Raffi Abi, “Onlardan geriye sadece devlet destekli kabadayılar kaldı, onlar da
mafya oldular” diye anlatıyor.
Dumankara’da
bir vukuatla ‘nam’ salan veya ‘nam’ salmak için vukuata bulaşan ama “su
testisi, su yolunda kırılmayan” bıçkın delikanlıları soruyorum Raffi Abi’ye.
“İlla ki vardı” diyor ve ekliyor: “Bir adamı bıçakla veya bir tabanca yakalat,
1-2 ay yat, çık, biraz da bu yollarda bezin olsun, ismin yayılırdı etrafa.”
Dumankara’daki gibi bu yolda gencecik yaşta ömrünü tüketen Çinli Recai’yi
anlatıyorum, aklına bir arkadaşı düşüyor Raffi Abi’nin ve başlıyor anlatmaya:
“1964-65’te 15 yaşında Cebecili bir arkadaş tanıdım. O zamanlar Cebeci’de top
oynardı, sonra Ispartaspor’a transfer oldu. 1,90 boyunda dağ gibi bir oğlandı.

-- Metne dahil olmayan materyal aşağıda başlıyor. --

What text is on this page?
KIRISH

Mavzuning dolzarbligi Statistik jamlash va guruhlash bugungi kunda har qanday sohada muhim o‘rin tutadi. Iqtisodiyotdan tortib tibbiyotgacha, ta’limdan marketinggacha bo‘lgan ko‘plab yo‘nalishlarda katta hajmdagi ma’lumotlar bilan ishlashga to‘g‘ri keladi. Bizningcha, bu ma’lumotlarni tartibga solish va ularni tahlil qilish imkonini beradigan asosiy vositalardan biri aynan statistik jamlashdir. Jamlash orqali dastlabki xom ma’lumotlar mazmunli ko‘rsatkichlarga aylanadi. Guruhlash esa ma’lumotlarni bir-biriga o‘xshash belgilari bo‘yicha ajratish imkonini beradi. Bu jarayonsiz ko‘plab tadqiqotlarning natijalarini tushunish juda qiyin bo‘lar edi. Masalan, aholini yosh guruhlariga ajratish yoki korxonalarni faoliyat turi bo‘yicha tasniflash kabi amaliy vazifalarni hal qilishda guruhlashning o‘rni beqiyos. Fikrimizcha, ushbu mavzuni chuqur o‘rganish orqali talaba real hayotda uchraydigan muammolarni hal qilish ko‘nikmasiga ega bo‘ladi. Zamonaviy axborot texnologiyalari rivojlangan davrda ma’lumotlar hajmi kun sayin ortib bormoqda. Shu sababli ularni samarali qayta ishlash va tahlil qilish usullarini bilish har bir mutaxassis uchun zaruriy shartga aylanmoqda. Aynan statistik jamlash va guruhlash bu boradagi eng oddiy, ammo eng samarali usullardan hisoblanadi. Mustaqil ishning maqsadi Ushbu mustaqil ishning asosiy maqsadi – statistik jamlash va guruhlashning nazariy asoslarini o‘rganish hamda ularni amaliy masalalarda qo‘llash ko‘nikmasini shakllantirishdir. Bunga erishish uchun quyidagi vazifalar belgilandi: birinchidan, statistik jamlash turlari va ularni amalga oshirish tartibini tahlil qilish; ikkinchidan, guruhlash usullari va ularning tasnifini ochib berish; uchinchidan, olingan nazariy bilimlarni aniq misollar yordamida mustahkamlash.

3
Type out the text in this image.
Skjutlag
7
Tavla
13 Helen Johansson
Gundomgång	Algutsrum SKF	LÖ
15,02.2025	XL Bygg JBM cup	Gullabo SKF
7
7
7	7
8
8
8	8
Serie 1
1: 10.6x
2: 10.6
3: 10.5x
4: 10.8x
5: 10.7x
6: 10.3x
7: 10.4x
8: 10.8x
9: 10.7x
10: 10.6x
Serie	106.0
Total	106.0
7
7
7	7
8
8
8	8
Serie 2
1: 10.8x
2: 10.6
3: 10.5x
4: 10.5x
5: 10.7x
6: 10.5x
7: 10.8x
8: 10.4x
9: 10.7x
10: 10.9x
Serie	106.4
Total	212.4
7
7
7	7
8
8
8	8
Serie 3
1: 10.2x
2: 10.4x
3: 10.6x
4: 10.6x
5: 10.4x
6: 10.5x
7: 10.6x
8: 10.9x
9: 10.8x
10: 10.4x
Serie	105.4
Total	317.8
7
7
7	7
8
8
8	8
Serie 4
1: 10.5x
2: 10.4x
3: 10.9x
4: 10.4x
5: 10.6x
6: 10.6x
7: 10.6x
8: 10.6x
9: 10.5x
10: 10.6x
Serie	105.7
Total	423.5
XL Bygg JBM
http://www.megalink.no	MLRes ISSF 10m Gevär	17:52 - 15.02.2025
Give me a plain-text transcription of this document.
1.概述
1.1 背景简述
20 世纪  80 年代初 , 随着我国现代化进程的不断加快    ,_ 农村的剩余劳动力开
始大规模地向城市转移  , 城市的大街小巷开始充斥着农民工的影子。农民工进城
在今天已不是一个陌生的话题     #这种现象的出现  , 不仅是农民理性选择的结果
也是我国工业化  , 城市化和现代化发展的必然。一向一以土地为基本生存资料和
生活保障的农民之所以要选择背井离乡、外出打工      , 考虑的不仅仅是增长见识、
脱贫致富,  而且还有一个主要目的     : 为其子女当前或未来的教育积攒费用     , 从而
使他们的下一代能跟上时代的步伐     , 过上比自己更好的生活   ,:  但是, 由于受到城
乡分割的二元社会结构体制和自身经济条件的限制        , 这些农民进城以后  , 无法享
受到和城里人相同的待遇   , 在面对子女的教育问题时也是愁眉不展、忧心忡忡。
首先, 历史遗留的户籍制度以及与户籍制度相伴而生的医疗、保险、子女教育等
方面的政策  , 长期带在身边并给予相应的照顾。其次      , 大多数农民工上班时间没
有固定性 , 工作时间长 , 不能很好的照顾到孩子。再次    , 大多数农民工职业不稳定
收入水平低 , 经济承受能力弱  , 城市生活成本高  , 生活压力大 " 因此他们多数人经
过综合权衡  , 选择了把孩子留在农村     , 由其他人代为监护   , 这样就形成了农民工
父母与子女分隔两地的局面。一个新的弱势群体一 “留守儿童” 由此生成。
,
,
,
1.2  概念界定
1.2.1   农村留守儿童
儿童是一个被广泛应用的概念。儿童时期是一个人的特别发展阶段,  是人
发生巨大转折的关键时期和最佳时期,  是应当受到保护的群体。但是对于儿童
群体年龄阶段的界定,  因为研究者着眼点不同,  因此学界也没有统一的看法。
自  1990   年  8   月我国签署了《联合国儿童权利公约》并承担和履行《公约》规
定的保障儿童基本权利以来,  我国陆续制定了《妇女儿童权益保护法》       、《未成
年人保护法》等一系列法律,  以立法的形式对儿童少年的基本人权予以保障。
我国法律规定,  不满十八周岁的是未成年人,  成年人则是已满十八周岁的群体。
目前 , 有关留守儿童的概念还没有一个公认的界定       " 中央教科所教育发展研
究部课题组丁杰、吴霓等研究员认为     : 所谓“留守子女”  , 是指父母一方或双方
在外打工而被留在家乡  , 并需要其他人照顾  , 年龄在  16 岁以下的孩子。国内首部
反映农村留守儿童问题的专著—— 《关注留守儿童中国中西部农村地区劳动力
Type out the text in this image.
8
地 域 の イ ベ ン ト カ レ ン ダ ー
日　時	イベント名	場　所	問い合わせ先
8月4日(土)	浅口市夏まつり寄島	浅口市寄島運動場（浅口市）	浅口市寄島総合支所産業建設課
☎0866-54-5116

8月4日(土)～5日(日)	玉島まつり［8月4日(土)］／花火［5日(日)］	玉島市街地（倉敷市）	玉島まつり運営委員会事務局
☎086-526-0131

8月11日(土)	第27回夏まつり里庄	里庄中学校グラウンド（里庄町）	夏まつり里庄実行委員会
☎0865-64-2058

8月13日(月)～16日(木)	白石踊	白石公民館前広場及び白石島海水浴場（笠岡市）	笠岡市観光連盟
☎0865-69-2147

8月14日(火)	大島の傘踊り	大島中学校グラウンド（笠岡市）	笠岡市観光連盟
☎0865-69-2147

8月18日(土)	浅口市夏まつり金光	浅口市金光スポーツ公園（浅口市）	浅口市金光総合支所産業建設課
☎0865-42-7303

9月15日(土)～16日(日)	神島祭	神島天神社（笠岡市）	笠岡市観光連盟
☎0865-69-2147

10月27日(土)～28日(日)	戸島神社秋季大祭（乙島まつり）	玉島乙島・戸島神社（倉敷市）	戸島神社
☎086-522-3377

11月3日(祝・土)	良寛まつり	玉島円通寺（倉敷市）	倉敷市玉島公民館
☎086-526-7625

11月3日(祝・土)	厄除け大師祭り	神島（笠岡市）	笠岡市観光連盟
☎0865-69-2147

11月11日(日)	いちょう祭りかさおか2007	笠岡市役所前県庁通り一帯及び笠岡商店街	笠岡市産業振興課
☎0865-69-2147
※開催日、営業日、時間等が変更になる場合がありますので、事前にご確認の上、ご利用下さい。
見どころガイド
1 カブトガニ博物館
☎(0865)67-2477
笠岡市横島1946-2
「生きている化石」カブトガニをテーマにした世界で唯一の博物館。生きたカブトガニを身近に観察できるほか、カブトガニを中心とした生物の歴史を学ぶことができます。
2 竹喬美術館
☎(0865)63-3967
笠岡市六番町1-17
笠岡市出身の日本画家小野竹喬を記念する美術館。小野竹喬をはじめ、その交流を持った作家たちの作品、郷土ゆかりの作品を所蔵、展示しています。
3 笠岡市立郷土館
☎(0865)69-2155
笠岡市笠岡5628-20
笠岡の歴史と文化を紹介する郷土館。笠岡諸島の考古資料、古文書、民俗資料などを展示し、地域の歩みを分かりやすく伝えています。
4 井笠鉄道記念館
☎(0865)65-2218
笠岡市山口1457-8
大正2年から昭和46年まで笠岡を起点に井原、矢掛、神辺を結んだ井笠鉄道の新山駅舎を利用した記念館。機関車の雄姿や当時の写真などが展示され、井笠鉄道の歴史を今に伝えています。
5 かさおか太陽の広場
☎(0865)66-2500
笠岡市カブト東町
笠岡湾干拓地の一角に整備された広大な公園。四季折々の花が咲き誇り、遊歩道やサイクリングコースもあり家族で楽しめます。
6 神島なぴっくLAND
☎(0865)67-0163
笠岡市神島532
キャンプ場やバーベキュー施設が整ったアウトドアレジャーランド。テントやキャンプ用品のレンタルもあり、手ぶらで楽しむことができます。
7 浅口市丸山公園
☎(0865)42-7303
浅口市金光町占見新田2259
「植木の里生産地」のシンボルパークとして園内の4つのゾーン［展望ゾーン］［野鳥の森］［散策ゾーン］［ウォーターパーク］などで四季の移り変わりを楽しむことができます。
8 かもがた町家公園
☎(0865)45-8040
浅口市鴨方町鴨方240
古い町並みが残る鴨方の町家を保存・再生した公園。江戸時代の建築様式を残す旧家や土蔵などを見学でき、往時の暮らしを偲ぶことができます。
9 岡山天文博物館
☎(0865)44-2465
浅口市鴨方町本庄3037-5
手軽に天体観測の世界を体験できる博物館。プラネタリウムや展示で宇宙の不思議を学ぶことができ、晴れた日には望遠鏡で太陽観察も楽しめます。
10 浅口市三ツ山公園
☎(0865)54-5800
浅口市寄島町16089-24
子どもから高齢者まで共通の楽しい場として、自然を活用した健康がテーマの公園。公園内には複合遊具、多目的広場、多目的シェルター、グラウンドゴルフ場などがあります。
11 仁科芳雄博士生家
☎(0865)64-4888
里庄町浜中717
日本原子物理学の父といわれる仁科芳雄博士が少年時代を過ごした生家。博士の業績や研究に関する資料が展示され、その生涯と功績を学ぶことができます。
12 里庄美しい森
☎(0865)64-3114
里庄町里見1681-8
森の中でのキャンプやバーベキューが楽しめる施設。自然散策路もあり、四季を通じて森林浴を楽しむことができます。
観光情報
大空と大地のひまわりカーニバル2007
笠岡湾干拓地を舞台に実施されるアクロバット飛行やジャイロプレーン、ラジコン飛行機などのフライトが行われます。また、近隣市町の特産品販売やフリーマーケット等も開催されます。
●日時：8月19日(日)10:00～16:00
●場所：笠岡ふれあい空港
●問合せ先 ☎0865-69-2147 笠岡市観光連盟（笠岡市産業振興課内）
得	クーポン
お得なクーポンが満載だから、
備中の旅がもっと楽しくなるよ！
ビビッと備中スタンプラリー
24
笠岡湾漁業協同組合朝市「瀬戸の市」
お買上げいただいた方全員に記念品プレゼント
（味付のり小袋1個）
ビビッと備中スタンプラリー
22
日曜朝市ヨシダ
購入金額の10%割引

Askerden sonra 1970’lerde sapıttı. İçki, kumar ne ararsan vardı. İç Cebeci’yi
tokatlamaya başladı. Her gün bana uğrardı, birlikte pavyonlarda takılırdık. Ben
yeni evliyim o sırada, baktım pavyonda da olay çıkartıyor, “bir daha bana
gelme” dedim, kestim ilişkimi. Ama ara sıra gelip borç alırdı. O zaman, benim Cebeci’de
dükkanım vardı. Ben geç giderdim. Bir sabah gelip işçimden zorla para almış.
Bir geldim çocuk titriyor korkudan. Ortak bir arkadaşımıza anlattım, “bir
dahakine gelip benden istesin” dedim. Bir hafta sonra tekrar aynı şeyi yapmış.
Bu sefer haber saldım bir daha gelirse vururum diye. Akşamları geç kapadığımı
bilirdi. Bir gün müşteriler varken geldi. Her zaman sarhoş gezerdi ama bu sefer
ayık. Tabancanın yerini bildiğinden, geldi, onun olduğun gözün önüne oturdu.
Müşteriler gittikten sonra, çıkardı borcu kadar olan parayı önüme koydu. Neyse
gülüştük, sarıldık, öpüştük ve gitti. Ertesi gün öğlen, dükkana bir geldim, tüm
Cebeci yas tutuyor. Bu benim arkadaş, tüm gece içmiş, geç saatte 5 katlı evinin
koridor boşluğundan düşüp rahmetli olmuş.”